Dass dies im realen Leben aber eine extreme Knochenarbeit war, die einige hundert Mann benötigt hat, das will ich hier an meiner Victory vorstellen.

Technik

Auf großen Schiffen wurden die Anker meist durch zweistöckige Spills bedient.

So konnten auf der einen Ebene bis zu 120 Mann stolperfrei drehen, und auf dem anderen Deck konnte ohne Behinderung das Kabel bedient werden. Dazu wurden bei Bedarf die Spaken in den Kopf gesteckt, die zusätzlich durch ein umlaufendes Tau – Swifter genannt - stabilisiert wurden.

So konnten an jeder Spake bis zu zehn Mann drücken und am Swifter nochmals zwei ziehen, insgesamt 120 Mann.

Was an Deck im Weg war, wurde beiseite geschoben – wie die Geschütze - ...

... oder die Stützen der Deckenbalken, die kurzerhand für die Dauer der Aktion mit einer Art Wagenheber ausgebaut wurden.

Um die Spills gegen Rückschlag zu sichern, befinden sich in der Basis die Pallen, eiserne Flügel, die in ein Lochraster der Bodenplatte greifen.

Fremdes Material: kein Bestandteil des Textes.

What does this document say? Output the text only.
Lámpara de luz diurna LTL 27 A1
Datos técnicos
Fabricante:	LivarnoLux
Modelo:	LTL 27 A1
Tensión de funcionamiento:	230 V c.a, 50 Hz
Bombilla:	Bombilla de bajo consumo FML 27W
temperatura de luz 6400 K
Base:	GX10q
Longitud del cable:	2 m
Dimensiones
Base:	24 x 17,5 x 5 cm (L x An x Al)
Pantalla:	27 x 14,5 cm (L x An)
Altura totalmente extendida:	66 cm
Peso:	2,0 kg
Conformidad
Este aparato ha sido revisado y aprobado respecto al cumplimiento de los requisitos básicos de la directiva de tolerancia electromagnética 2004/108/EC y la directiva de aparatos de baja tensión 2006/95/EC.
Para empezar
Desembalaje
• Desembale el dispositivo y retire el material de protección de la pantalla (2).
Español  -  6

Wenn die Drehrichtung des Spills umgedreht wurde, dann ließen sich diese Pallen einfach auf die andere Seite umlegen.

Die Drehrichtung ist immer von unten nach oben. Die unbelasteten Kabel liegen unten auf, während sich die belasteten Kabel langsam bis zur eingebauten Kante hocharbeiten.

Anker werfen

Schon für das Anker werfen waren umfangreiche Vorbereitungen nötig. Auf der Back - dem vorderen oberen Deck - waren einige Dutzend Herren damit beschäftigt, die Anker loszulaschen ...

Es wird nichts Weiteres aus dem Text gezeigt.